Here's another example. Right in the middle of the economic crisis we introduced a product that responds to the need to increase the speed of innovation and is not a commodity product. It's a truck wheel (the LvL ONE). It is lighter than any other wheel, and stronger. It is also extremely easy to clean. So you can save fuel with it, and it looks unbelievably good. Ask any trucker, and they will tell you they want those Alcoa wheels.

So by understanding your customers, you can determine what gives you the best value, what helps them reduce cost or gives them a leg up so they can charge more, sell more or have a service that they can charge for.

Are you concerned about competitive materials, such as composites in aerospace?
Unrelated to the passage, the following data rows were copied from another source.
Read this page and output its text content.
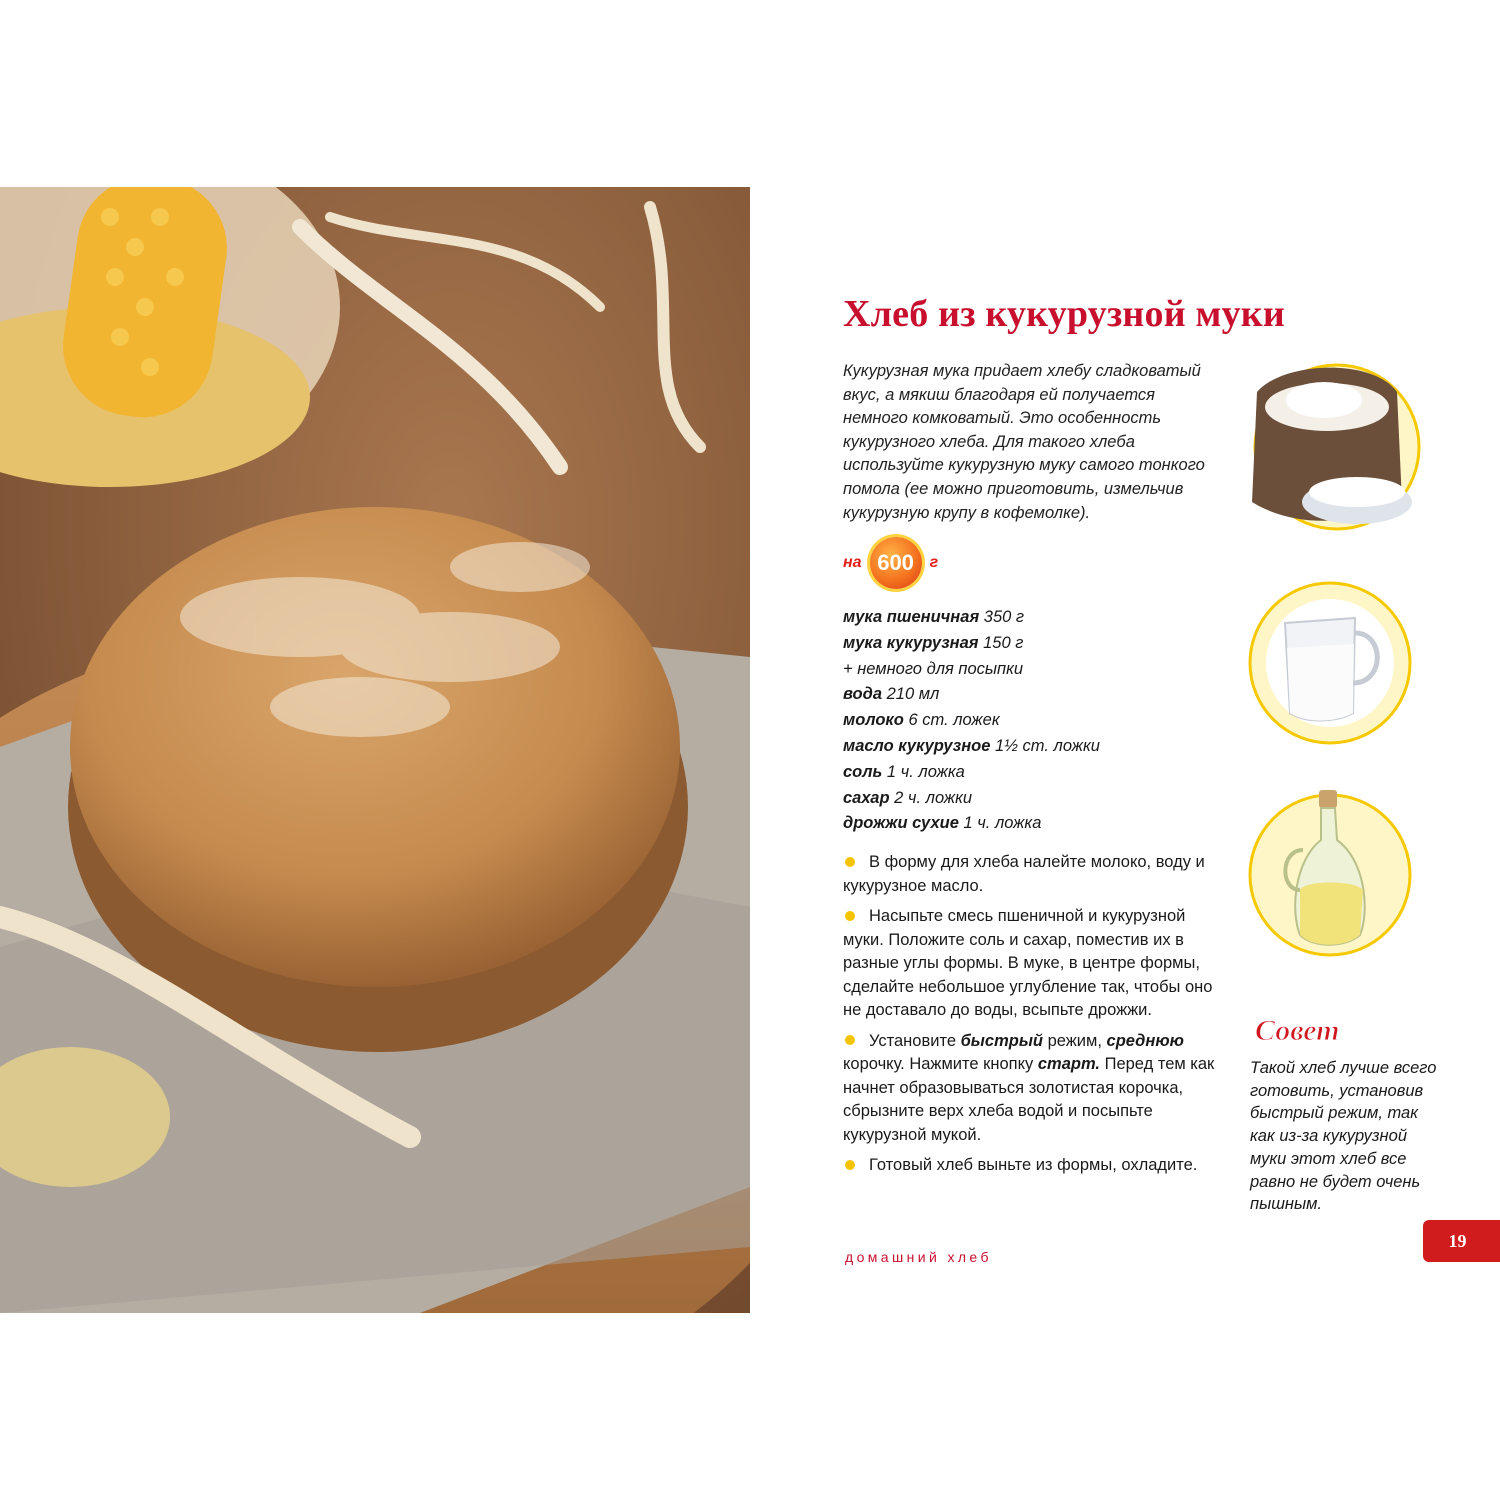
Хлеб из кукурузной муки

Кукурузная мука придает хлебу сладковатый вкус, а мякиш благодаря ей получается немного комковатый. Это особенность кукурузного хлеба. Для такого хлеба используйте кукурузную муку самого тонкого помола (ее можно приготовить, измельчив кукурузную крупу в кофемолке).

на 600 г
мука пшеничная 350 г
мука кукурузная 150 г
+ немного для посыпки
вода 210 мл
молоко 6 ст. ложек
масло кукурузное 1½ ст. ложки
соль 1 ч. ложка
сахар 2 ч. ложки
дрожжи сухие 1 ч. ложка
В форму для хлеба налейте молоко, воду и кукурузное масло.
Насыпьте смесь пшеничной и кукурузной муки. Положите соль и сахар, поместив их в разные углы формы. В муке, в центре формы, сделайте небольшое углубление так, чтобы оно не доставало до воды, всыпьте дрожжи.
Установите быстрый режим, среднюю корочку. Нажмите кнопку старт. Перед тем как начнет образовываться золотистая корочка, сбрызните верх хлеба водой и посыпьте кукурузной мукой.
Готовый хлеб выньте из формы, охладите.
Совет

Такой хлеб лучше всего готовить, установив быстрый режим, так как из-за кукурузной муки этот хлеб все равно не будет очень пышным.

домашний хлеб
19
Let's start with the aerospace industry. There are two things there. The interesting thing is that given the broad range of our product portfolio, there is no airplane that has more Alcoa material on it, aluminum structures of all kinds, than the Boeing 787. We are No. 1 in turbine fan blades. The 787 is very fastener intense (787,000 titanium fasteners per aircraft), and we are No. 1 when it comes to aerospace fasteners.

So that's the first thing. The second thing about aluminum usage in aerospace is this: The experience with composites in aerospace in recent years has increased substantially. That experience has left experts to believe that aluminum has much more of a future in this industry than anyone may have thought three years ago. Part of it is certainly due to innovation in the aluminum industry. In that regard, Alcoa is a clear No. 1 with aerospace applications such as advanced aluminum-lithium alloys.

So the key point is that even if manufacturers go with a lot of composites, there's a lot of aluminum, a lot of Alcoa, in the plane. That's true of the 787, and it's true of the A350.

Why is sustainability one of your core business strategies?

There are two reasons. One is that it's a core value. We want to do good for the environment. We want to be a very safe place for our employees. We want to give back to our communities and be a good citizen.

The second thing is the nature of the material itself. The good news about aluminum is that it is 100% recyclable, infinitely recyclable. It is a miracle metal.

We have to find solutions for greenhouse gas emissions, and we are doing so. We have doubled production volumes since 1990 and reduced our GHG emissions by 40% at the same time.

How about North America's regulatory position with regard to greenhouse gases?

The level playing field is critical. If EPA regulations lead to good U.S. plants shutting down and not-so-good ones opening up in Asia, the world is going to end up with more greenhouse gases and we will end up with fewer jobs. This is not a solution; nobody wins.

To what extent do China and Asia influence your business?

One way to answer that is to look at our industry. When you look at production volumes in aluminum this year, we estimate the total will be around 38 or 39 million tons. In the last projection I saw from China, they will produce 16 to 17 million tons. That alone shows you the magnitude of China in our market. You can also compare the economic growth rate of China with that of the rest of the world.

China is and will be an important player. Now, the United States continues to be the largest marketplace in the world, so I would absolutely not share in any doomsday scenarios on that. I very much believe that there is no other nation on this planet that has the renewing powers that the U.S. has. That's been proven throughout the whole history of this nation.

I also believe that the foundation, the American dream, still exists. I can give you many, many examples of new businesses being formed today in highly exciting areas like new materials and enamel science, for instance. In the life sciences and clean technology areas. The American model is very, very much alive. As usual, it's in our hands to accept the new competition on this planet and take it in the good competitive spirit that this nation has always shown, live with it and do good. I think we can.